I could easily see a Bukharian David Chang opening a Momofuku-type restaurant for his own native food. Take lagman, my new favorite dish. It's a soup. I don't like soup. Not normally. But this is no normal soup. It's a clear beef broth that doesn't feel heavy. Chili oil spikes it. Fresh yellow, red, and green peppers, string beans, and pickled turnip adorn the broth. Fresh herbs such as dill and cilantro top it off. Lemongrass and bits of beef stud it. Fat noodles slither in it. A master noodle maker throws the noodles, which are one long thread.
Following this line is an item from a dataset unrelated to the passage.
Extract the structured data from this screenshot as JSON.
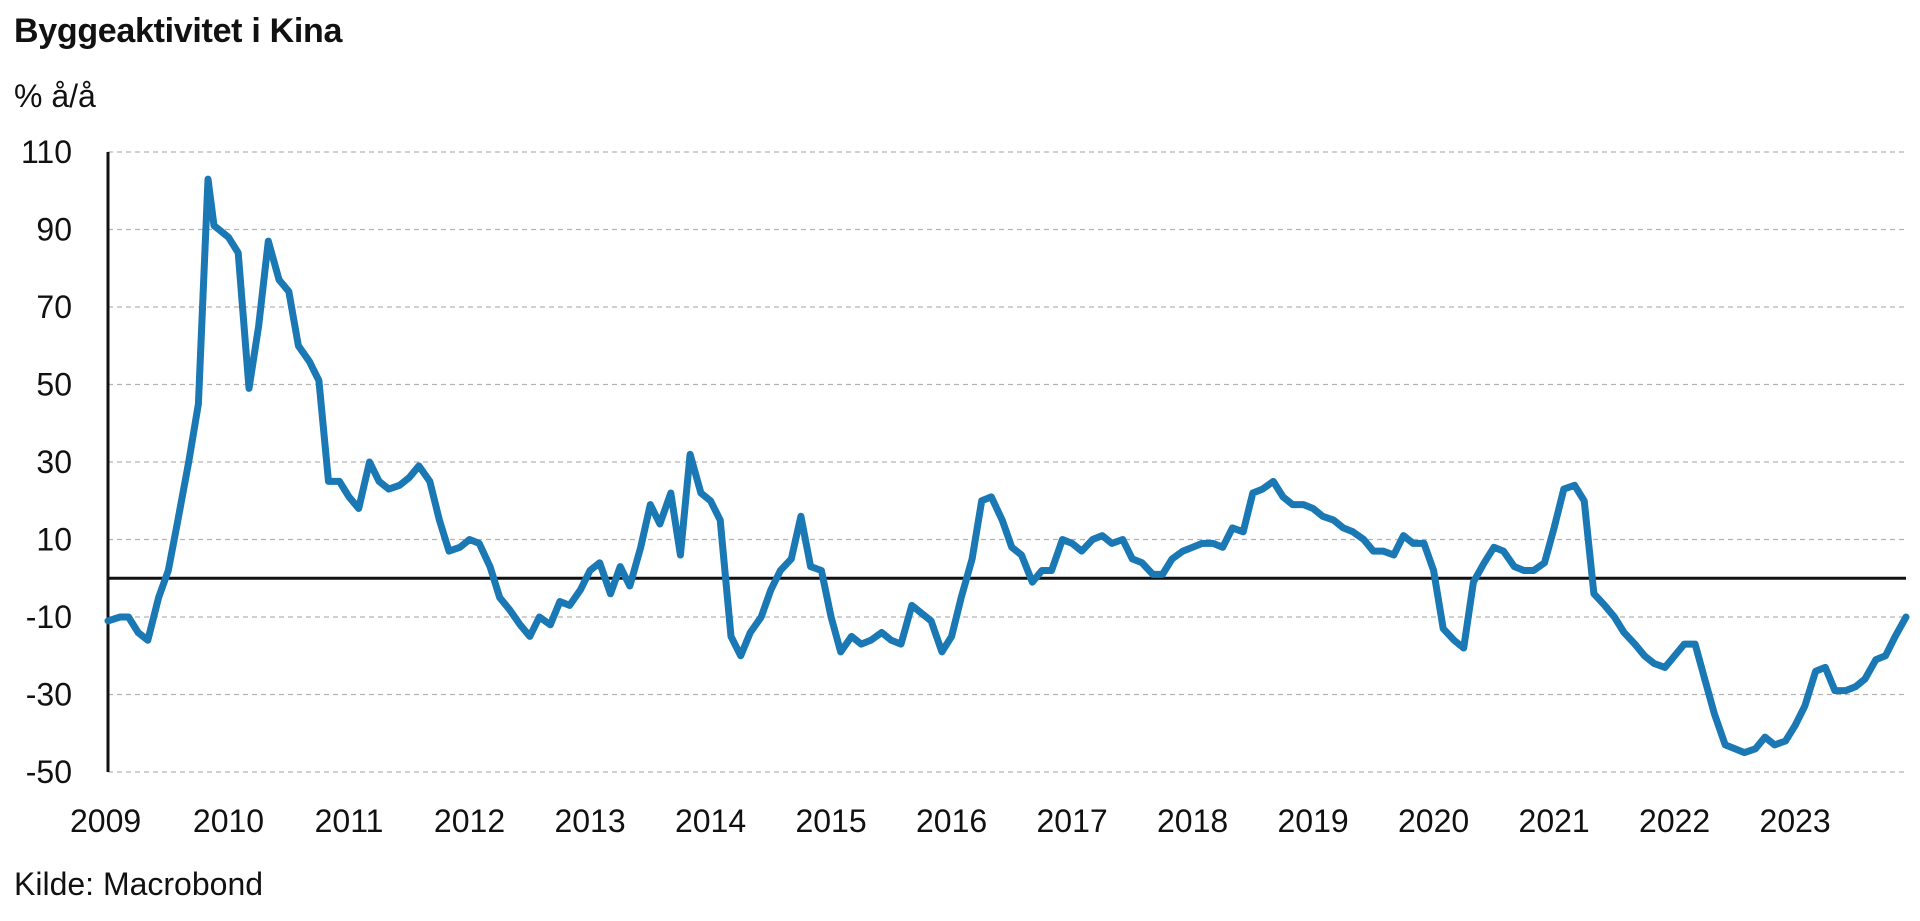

What's amazing about this food is how many cultures it is connected to. Take the samsa. Yes, it's like an Indian samosa, and also made in a tandoor oven. But imagine a samosa with the flaky crusty dough of a perfect French croissant. Imagine biting into the piping hot dough and discovering inside juicy bits of caramelized onions and rich, pungent meat. Then imagine dunking the treat in a vivid, Mexican-salsa-like tomato and cilantro dipping sauce. Fiesta!

Lamb rib kebabs come steaming hot and covered with raw onions. French fries come topped with minced garlic and fresh parsley, dill, and scallions. This food is so sharp it is not for the faint of heart. That said, we took home six samsas, which I took to calling Gregor Samsas, and consumed them non-stop for the next 48 hours. We have been suffering from withdrawal ever since.

Our favorite place for lagman is Ganey Orly (65-37 99th Street. Rego Park NY 11374. 718-459-1638). For samsa and kebabs, it's Tandoori Food & Bakery (99-04 63rd Rd, Rego Park NY 11374, 718-897-1071). The former is Glatt Kosher while the latter simply kosher. Both restaurants are a short walk from the R train's Rego Park station.